Un petit flash back sur quelques petits hasards qui se sont produits au cours de l'année 2005/2006 m'a inspiré cet article.

La première coïncidence s'est produite lors de mon emménagement dans mon appartement parisien, en septembre 2005. J'ai trouvé ce logement auprès d'une agence immobilière sur Internet, donc dans le parc privé. Or, il s'est trouvé qu'un collègue de bureau travaillant au même étage que moi et avec lequel j'ai été amené à faire plus ample connaissance par la suite, habite juste en-dessous de chez moi, donc dans le même immeuble. Certes, nous sommes un certain nombre de jeunes du boulot à habiter dans le même quartier, mais le même immeuble, c'est tout de même chié, nan?

La seconde coïncidence marquante de l'année 2006 s'est produite en mai, alors que j'étais en vacances à Marrakech avec ma mère et ma soeur.
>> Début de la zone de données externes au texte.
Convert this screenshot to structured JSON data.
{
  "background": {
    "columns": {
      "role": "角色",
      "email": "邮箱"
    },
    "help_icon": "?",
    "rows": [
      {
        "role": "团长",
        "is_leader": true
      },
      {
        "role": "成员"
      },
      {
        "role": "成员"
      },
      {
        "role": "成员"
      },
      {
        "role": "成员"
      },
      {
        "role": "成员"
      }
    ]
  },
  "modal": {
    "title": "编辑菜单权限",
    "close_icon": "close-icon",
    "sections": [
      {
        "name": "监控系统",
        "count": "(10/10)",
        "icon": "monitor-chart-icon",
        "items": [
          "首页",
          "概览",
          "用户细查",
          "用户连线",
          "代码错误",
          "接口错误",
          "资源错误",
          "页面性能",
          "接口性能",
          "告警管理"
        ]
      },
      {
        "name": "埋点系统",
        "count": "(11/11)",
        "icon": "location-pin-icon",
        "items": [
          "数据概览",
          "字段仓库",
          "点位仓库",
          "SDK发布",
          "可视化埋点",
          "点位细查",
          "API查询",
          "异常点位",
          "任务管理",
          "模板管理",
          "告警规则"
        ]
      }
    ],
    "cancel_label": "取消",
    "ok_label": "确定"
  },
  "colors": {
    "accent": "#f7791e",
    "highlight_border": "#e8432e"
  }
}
J'ai croisé lors d'une visite un collègue de promotion qui faisait avec sa copine un circuit villes impériales. OK, je reconnais que Marrakech n'est pas une destination de vacances particulièrement originale mais sachant que nous étions hors période de vacances scolaires, c'est quand même un sacré hasard que l'on se soit retrouvé au même endroit, le même jour, à la même heure. De plus, un type que nous avions croisé lors de certaines excursions (et qui était donc parti du même aéroport que nous, à savoir Charles de Gaulle, spéciale cacedédi à my dear Fouz'Daddy!!) s'est avéré travailler pour le même ministère que moi, puisque je lai croisé un jour au restaurant administratif.
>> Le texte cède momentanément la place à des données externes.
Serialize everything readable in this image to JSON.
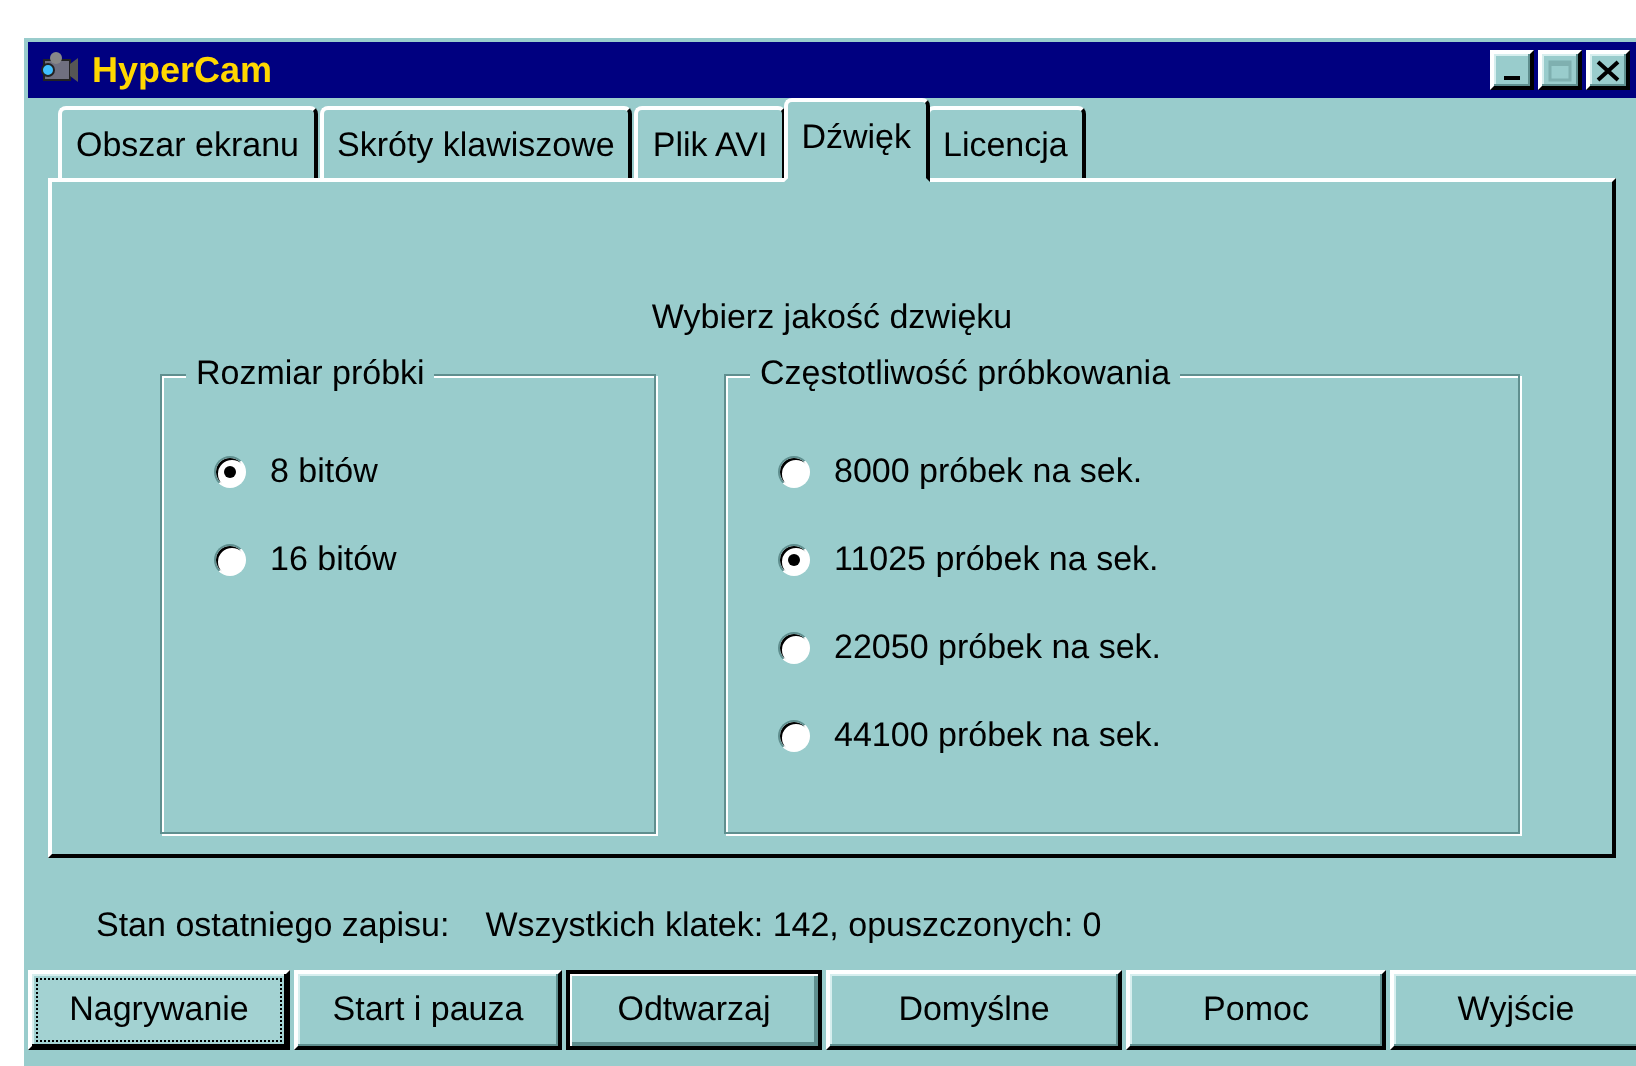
{
  "window": {
    "title": "HyperCam"
  },
  "tabs": [
    {
      "label": "Obszar ekranu",
      "selected": false
    },
    {
      "label": "Skróty klawiszowe",
      "selected": false
    },
    {
      "label": "Plik AVI",
      "selected": false
    },
    {
      "label": "Dźwięk",
      "selected": true
    },
    {
      "label": "Licencja",
      "selected": false
    }
  ],
  "panel": {
    "heading": "Wybierz jakość dzwięku",
    "groups": [
      {
        "title": "Rozmiar próbki",
        "options": [
          {
            "label": "8 bitów",
            "selected": true
          },
          {
            "label": "16 bitów",
            "selected": false
          }
        ]
      },
      {
        "title": "Częstotliwość próbkowania",
        "options": [
          {
            "label": "8000 próbek na sek.",
            "selected": false
          },
          {
            "label": "11025 próbek na sek.",
            "selected": true
          },
          {
            "label": "22050 próbek na sek.",
            "selected": false
          },
          {
            "label": "44100 próbek na sek.",
            "selected": false
          }
        ]
      }
    ]
  },
  "status": {
    "label": "Stan ostatniego zapisu:",
    "value": "Wszystkich klatek: 142, opuszczonych: 0"
  },
  "buttons": [
    {
      "label": "Nagrywanie",
      "focused": true,
      "default": false
    },
    {
      "label": "Start i pauza",
      "focused": false,
      "default": false
    },
    {
      "label": "Odtwarzaj",
      "focused": false,
      "default": true
    },
    {
      "label": "Domyślne",
      "focused": false,
      "default": false
    },
    {
      "label": "Pomoc",
      "focused": false,
      "default": false
    },
    {
      "label": "Wyjście",
      "focused": false,
      "default": false
    }
  ]
}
L'ami avec lequel je m'étais fâché pour la fameuse question de principe m'avait dit à ce sujet que tout cela n'était finalement pas si étonnant dans la mesure où les personnes appartenant à la même catégorie socio-professionnelle, exerçant un métier comparable et habitant dans la même région avaient toutes plus ou moins le même habitus. Cela les conduit donc à adopter des comportements sociaux plus ou moins proches, et notamment à partir en vacances dans les mêmes endroits et au même moment. La théorie se défend même si je n'en trouve pas ces coïncidences moins surprenantes pour autant.

Un autre hasard a été généré par le fait que la communauté gay est vraiment minuscule. Cela a conduit à ce qu'un type qui m'avait contacté sur Meetic prenne un poste à responsabilités à mon travail, en donnant pour le trombinoscope la même photo que celle qu'il avait affichée sur Meetic, ce qu est quand même très maladroit, car sans cela, il est fort probable que je ne l'aurais pas reconnu. Je doute d'ailleurs que lui m'ait reconnu.

De même, un jeune garçon que j'avais rencontré par Internet il y a plus de 3 ans se trouve maintenant écrire et réaliser des reportages pour TETU, le plus connu des magazines gay français (je l'appelle le Elle du pédé même si ça ne m'empêche pas de l'acheter tous les mois, c'est presque un geste politique pour moi, une façon d'assumer, de m"intéresser à ce que les gays des autres pays du monde font ou subissent). Je ne parlerai d'ailleurs pas ici (ah ben si, finalement, je vais le faire quand même) de tous les gars dont j'ai vu la photo sur des tchats (chais jamais si faut mettre un t devant ou pas.....) et que j'ai ensuite croisés dans le métro (sur la ligne que je prends pour aller à mon boulot). La plupart du temps, je les avais trouvé beaux en photos, je les avais contacté et ils n'avaient pas répondu. Après les avoir vu en nature, je comprenais pourquoi ils n'avaient pas répondu, ces bâtards de leur race de beaux gosses......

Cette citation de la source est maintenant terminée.